Auto giant GM seeks further European savings

VAUXHALL’S parent company General Motors plans to cut costs by a further $500m (£310m) at its troubled European division by 2015 and expects 2,600 job losses this year.

In a trading update, the Detroit-based automotive giant said the it expects its European arm, which includes Opel as well as Vauxhall, is expected to lose $1.5bn-1.8bn this year.

Despite the ongoing problems in Europe, where both the euro zone crisis and over-supply continues to hit sales, GM revealed strong quarterly profits.

It made $1.8bn overall in the three months to September, down from $2.09bn in the same period in 2011, but considerably higher than markets had been expecting.

Of the 2,600 European job losses, GM said that 2,300 had already been achieved via the retirement or negotiated departure of employees.

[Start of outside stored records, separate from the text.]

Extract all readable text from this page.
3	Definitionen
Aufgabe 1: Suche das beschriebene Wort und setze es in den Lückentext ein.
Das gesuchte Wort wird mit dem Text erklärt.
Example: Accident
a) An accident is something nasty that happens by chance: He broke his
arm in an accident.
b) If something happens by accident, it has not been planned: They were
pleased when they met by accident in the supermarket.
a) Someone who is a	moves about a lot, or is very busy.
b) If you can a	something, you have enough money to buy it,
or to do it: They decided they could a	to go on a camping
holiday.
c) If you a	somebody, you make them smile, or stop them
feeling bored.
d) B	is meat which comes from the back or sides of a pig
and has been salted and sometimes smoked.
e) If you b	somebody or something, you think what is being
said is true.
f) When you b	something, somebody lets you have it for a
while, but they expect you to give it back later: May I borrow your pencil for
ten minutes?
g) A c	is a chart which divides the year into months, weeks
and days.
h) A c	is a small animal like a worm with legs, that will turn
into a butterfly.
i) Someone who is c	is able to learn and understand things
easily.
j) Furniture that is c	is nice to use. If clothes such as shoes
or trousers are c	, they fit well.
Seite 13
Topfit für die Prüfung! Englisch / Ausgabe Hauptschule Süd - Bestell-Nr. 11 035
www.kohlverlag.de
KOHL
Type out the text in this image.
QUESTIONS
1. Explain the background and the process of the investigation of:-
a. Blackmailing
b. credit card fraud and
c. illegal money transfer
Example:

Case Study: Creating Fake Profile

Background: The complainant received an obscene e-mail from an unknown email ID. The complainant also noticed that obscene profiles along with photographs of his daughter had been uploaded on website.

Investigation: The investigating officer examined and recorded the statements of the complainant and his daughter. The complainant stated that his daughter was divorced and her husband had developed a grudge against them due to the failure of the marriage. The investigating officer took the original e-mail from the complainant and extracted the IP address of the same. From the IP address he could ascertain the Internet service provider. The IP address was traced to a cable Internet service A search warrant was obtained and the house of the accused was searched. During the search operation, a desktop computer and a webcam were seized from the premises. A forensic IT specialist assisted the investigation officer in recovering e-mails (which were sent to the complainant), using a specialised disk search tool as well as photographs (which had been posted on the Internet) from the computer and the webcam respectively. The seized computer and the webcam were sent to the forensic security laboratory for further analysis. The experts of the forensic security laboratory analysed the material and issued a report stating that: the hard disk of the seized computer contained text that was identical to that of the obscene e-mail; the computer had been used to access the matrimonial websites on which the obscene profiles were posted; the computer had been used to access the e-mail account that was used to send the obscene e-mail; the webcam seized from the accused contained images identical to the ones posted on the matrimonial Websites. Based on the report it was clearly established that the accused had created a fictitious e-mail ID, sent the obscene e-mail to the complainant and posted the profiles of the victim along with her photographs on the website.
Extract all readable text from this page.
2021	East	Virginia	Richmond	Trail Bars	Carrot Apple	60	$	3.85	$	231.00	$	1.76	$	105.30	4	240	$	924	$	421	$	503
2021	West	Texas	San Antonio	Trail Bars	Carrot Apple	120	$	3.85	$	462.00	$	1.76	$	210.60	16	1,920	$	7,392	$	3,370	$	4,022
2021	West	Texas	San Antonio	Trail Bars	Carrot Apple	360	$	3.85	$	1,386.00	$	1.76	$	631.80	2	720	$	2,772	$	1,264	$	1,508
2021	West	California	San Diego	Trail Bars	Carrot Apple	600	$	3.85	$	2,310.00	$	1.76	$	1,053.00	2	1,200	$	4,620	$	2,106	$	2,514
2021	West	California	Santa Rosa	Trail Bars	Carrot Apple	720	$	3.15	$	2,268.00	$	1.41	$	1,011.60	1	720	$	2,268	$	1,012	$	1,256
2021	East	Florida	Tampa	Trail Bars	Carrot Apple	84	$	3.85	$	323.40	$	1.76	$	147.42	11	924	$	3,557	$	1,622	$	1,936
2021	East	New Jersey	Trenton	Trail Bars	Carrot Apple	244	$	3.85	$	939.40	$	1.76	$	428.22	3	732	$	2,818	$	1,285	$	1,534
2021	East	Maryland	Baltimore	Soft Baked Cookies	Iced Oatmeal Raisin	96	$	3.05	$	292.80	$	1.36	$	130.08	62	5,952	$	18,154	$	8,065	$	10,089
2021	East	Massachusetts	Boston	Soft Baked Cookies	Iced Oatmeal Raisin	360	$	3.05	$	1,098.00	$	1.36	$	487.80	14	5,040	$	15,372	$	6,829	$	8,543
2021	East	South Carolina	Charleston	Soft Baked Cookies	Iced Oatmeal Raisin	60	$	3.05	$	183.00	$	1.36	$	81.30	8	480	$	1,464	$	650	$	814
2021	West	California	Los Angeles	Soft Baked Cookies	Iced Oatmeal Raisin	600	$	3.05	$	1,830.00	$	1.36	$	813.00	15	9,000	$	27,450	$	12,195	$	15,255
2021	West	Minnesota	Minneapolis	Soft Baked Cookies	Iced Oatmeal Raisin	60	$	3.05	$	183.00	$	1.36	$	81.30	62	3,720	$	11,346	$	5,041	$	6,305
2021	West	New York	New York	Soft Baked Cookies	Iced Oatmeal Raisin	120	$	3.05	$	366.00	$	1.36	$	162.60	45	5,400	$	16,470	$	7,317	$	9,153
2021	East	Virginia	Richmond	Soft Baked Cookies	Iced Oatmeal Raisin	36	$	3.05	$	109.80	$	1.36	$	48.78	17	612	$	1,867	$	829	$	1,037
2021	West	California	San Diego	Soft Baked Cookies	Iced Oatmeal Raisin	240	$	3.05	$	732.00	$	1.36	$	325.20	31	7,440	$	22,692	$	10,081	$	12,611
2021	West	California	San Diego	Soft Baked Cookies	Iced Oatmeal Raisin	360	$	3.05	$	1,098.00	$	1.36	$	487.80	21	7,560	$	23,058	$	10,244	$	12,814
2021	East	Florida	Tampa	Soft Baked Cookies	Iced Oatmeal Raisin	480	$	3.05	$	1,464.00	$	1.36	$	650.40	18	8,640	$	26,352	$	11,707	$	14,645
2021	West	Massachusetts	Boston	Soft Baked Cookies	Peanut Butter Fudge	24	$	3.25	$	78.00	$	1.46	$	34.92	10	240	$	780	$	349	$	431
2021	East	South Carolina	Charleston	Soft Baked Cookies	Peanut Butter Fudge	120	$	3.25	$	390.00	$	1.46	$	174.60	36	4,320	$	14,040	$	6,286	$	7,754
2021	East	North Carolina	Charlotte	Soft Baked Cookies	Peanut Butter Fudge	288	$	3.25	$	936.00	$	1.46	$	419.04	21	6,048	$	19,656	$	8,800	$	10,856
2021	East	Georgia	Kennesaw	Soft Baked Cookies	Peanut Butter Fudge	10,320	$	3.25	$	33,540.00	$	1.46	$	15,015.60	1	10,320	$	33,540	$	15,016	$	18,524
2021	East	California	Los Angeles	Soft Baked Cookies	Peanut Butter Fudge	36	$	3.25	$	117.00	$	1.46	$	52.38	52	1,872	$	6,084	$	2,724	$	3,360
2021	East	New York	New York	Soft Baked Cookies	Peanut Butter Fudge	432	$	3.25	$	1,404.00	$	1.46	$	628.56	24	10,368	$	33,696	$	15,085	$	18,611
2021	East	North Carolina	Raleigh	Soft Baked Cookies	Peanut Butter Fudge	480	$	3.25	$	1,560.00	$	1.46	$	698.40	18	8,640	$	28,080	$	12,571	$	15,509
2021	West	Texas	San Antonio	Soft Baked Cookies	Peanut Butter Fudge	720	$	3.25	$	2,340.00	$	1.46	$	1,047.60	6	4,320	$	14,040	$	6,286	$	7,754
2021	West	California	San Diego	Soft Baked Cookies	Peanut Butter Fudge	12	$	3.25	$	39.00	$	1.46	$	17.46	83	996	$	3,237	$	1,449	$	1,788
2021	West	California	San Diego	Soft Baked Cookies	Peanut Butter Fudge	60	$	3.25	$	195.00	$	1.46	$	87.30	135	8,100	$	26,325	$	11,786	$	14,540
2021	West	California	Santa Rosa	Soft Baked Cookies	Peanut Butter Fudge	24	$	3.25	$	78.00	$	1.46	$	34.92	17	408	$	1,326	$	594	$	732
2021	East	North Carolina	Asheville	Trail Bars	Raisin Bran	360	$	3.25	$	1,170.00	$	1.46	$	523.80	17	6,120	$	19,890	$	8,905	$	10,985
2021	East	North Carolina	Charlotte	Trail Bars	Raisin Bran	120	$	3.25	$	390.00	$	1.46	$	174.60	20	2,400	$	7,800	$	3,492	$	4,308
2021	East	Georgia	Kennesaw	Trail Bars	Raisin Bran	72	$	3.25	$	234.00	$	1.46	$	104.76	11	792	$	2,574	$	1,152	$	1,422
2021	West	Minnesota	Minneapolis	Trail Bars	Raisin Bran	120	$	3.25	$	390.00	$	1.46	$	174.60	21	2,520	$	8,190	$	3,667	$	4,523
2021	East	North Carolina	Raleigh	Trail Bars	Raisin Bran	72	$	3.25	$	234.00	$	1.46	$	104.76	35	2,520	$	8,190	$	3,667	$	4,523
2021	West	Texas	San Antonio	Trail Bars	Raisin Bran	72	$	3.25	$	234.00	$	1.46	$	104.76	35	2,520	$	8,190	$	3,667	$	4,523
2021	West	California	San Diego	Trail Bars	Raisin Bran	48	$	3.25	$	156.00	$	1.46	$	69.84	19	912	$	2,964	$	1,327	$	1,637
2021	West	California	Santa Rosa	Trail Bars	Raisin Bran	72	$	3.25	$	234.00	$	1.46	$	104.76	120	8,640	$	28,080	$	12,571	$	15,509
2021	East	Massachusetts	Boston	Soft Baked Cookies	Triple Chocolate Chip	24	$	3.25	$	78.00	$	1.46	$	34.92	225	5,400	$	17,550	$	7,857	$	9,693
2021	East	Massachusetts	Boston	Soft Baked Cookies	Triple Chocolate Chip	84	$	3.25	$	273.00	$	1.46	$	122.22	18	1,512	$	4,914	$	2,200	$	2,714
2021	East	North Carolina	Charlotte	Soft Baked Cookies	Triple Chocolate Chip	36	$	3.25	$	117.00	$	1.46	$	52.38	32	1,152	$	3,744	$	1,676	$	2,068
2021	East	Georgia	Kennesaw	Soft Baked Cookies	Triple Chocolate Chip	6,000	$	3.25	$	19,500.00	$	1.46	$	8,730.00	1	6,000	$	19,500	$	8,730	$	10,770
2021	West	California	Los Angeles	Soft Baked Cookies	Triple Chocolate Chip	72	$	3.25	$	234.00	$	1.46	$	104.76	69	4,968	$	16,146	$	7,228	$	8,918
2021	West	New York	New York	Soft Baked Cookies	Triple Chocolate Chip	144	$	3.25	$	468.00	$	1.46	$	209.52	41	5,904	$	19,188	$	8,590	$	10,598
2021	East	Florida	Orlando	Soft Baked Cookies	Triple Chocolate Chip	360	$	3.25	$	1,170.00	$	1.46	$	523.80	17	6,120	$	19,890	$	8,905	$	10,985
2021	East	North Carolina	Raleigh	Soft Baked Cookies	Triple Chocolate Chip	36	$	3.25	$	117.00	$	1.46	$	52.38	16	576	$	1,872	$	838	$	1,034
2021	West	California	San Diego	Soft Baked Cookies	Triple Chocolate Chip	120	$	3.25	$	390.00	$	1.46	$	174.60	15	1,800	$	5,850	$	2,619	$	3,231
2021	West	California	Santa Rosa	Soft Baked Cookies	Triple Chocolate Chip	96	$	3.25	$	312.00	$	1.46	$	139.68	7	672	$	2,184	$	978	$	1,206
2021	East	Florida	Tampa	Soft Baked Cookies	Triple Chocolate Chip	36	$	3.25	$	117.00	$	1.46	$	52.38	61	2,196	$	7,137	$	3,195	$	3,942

It said it expected to achieve $300m in savings in its European unit this year, with a further $500m to come over the next three years. GM said that it aimed to break even in Europe by the middle of this decade,

After months of speculation over the future of the 3,000-strong Ellesmere Port plant, GM struck a new deal with trade unions to safeguard its medium-term future.

Instead of axing the Cheshire plant, where the company makes the Astra,
GM plans to cut production by a third at its Eisenach factory in Germany in 2013, while the Bochum plant, also in Germany will close.

GM is not the only carmaker to struggle in Europe. Last week, Ford said it was closing three factories including a facility in Southampton.